The Kansas City Chiefs probably won’t have a healthy Patrick Mahomes at their disposal come Week 1 of next year, which means the front office is likely already developing a plan to remain competitive without him for between a couple of weeks and a couple of months to start the 2026 campaign.
“Confirmation of our suspected LCL injury for Patrick Mahomes means the Chiefs’ season will be significantly impacted in 2026,” David J. Chao, a sports doctor and former NFL team physician for 17 years, said on social media Tuesday, December 16. “There is no way for him to be 100 percent healthy for the start of next season.”
Gardner Minshew is the backup quarterback and should be fine for the Chiefs’ purposes down the stretch. At 6-8 and already eliminated from playoff contention, competitiveness would be nice for locker room morale, but losing would be ideal for draft positioning.
Minshew is not under contract beyond this season, and the team has no other viable starter currently on the roster. The coming free agent class isn’t ideal for most NFL teams looking for a long-term answer at QB1, though the Chiefs can potentially offer a best-case scenario for a player like Kenny Pickett of the Las Vegas Raiders as he hits the open market for the first time next March.
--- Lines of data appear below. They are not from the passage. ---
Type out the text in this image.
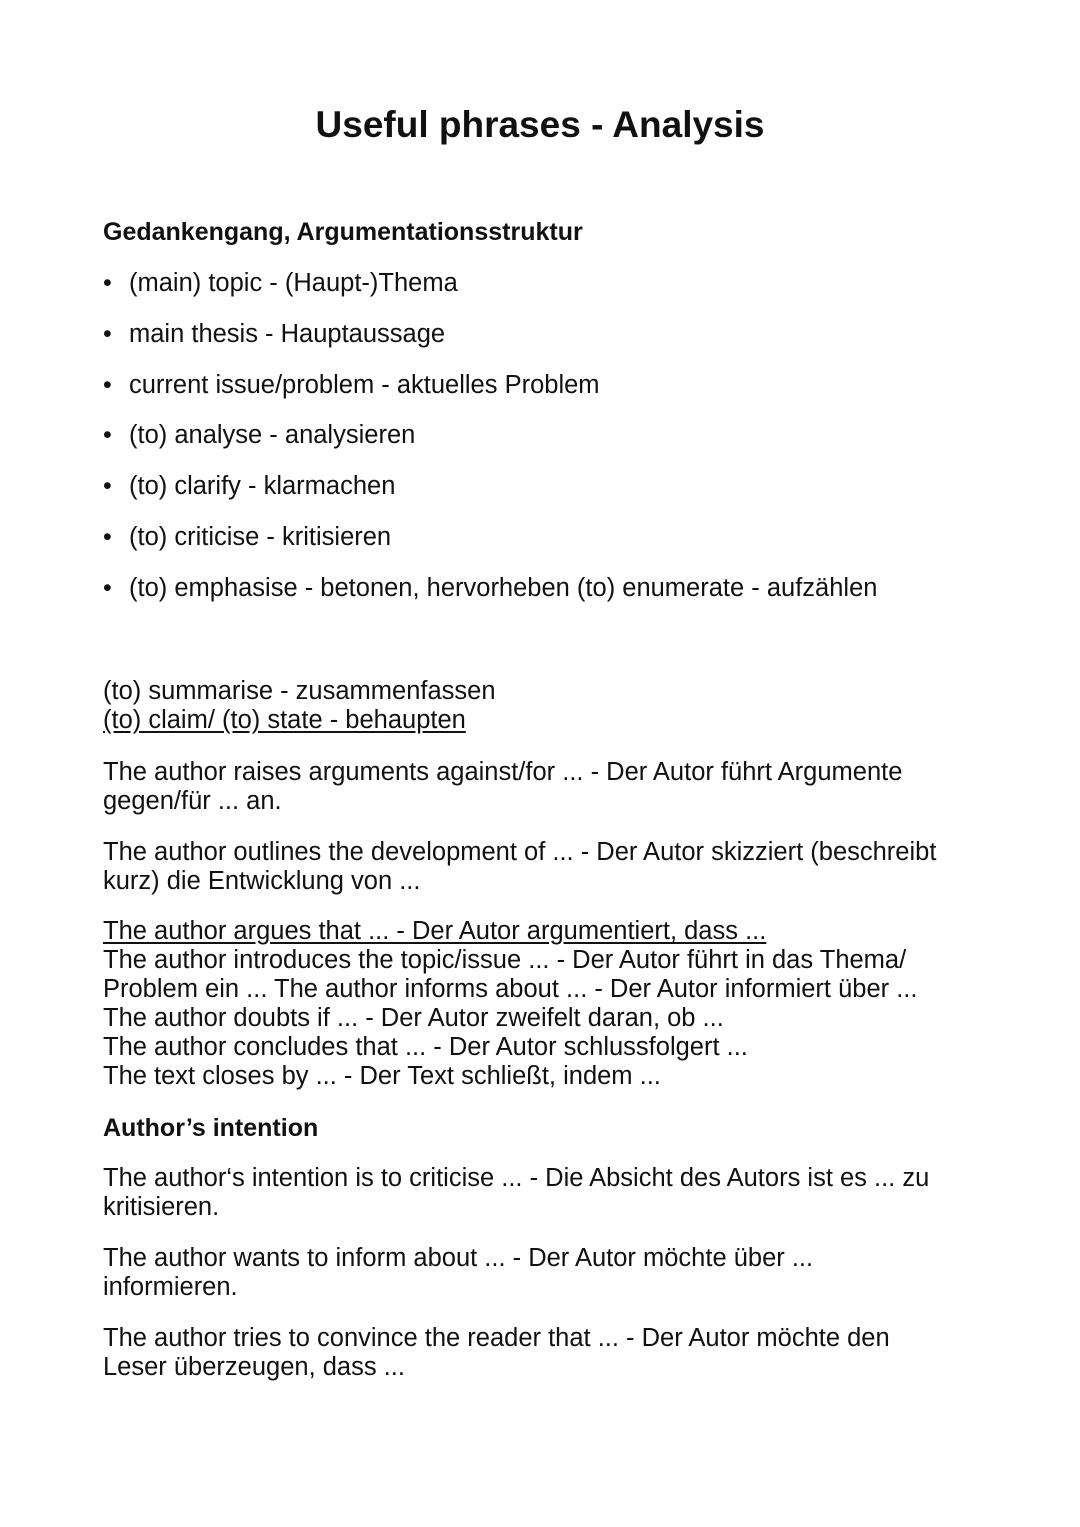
Useful phrases - Analysis
Gedankengang, Argumentationsstruktur
• (main) topic - (Haupt-)Thema
• main thesis - Hauptaussage
• current issue/problem - aktuelles Problem
• (to) analyse - analysieren
• (to) clarify - klarmachen
• (to) criticise - kritisieren
• (to) emphasise - betonen, hervorheben (to) enumerate - aufzählen
(to) summarise - zusammenfassen
(to) claim/ (to) state - behaupten
The author raises arguments against/for ... - Der Autor führt Argumente
gegen/für ... an.
The author outlines the development of ... - Der Autor skizziert (beschreibt
kurz) die Entwicklung von ...
The author argues that ... - Der Autor argumentiert, dass ...
The author introduces the topic/issue ... - Der Autor führt in das Thema/
Problem ein ... The author informs about ... - Der Autor informiert über ...
The author doubts if ... - Der Autor zweifelt daran, ob ...
The author concludes that ... - Der Autor schlussfolgert ...
The text closes by ... - Der Text schließt, indem ...
Author’s intention
The author‘s intention is to criticise ... - Die Absicht des Autors ist es ... zu
kritisieren.
The author wants to inform about ... - Der Autor möchte über ...
informieren.
The author tries to convince the reader that ... - Der Autor möchte den
Leser überzeugen, dass ...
Pickett was a former first-round pick of the Pittsburgh Steelers, where he started for two seasons. Two trades led Pickett first to a reserve role and a Super Bowl ring with the Philadelphia Eagles in 2024, then to a stint with Cleveland Browns for the 2025 preseason.
A hamstring injury scrapped Cleveland’s plans to potentially start Pickett and led to a third trade in two years, this one in late August 2025 to the Las Vegas Raiders following an injury to backup QB Aidan O’Connell.
O’Connell returned mid-season, but it was Pickett who got the starting nod against the Eagles last Sunday. He did not play particularly well, going 15-of-25 for 60 yards and an interception, as Philadelphia blew out Las Vegas by a score of 31-0.
Pickett is now 0-1 on the year across four appearances. He is 25-of-39 passing for 164 yards, one touchdown and one interception this season. Pickett’s career record is 15-11 with 4,934 passing yards, 16 touchdowns and 15 interceptions on a 62.5 completion rate.
That said, the Raiders are currently the second-worst team in the league based on draft position and field arguably the worst offensive line in the NFL. Pickett isn’t going to get a big, multi-year deal in the spring given his status and play over the past two seasons. He may not even get a chance at a permanent starting job.
However, Pickett could potentially get a shot as a bridge QB in Kansas City until Mahomes’ return, which might be enough to earn him a nice one-year deal and a starting opportunity elsewhere in 2027 — if not something even better.
The Chiefs have roster issues of their own, but the talent, scheme and infrastructure inherent to the organization is far better than what is happening in Las Vegas — or around much of the league, for that matter. As such, Pickett to Kansas City might make considerable sense for both sides of the equation next season, and leave both better off when it’s over compared to where they stand now.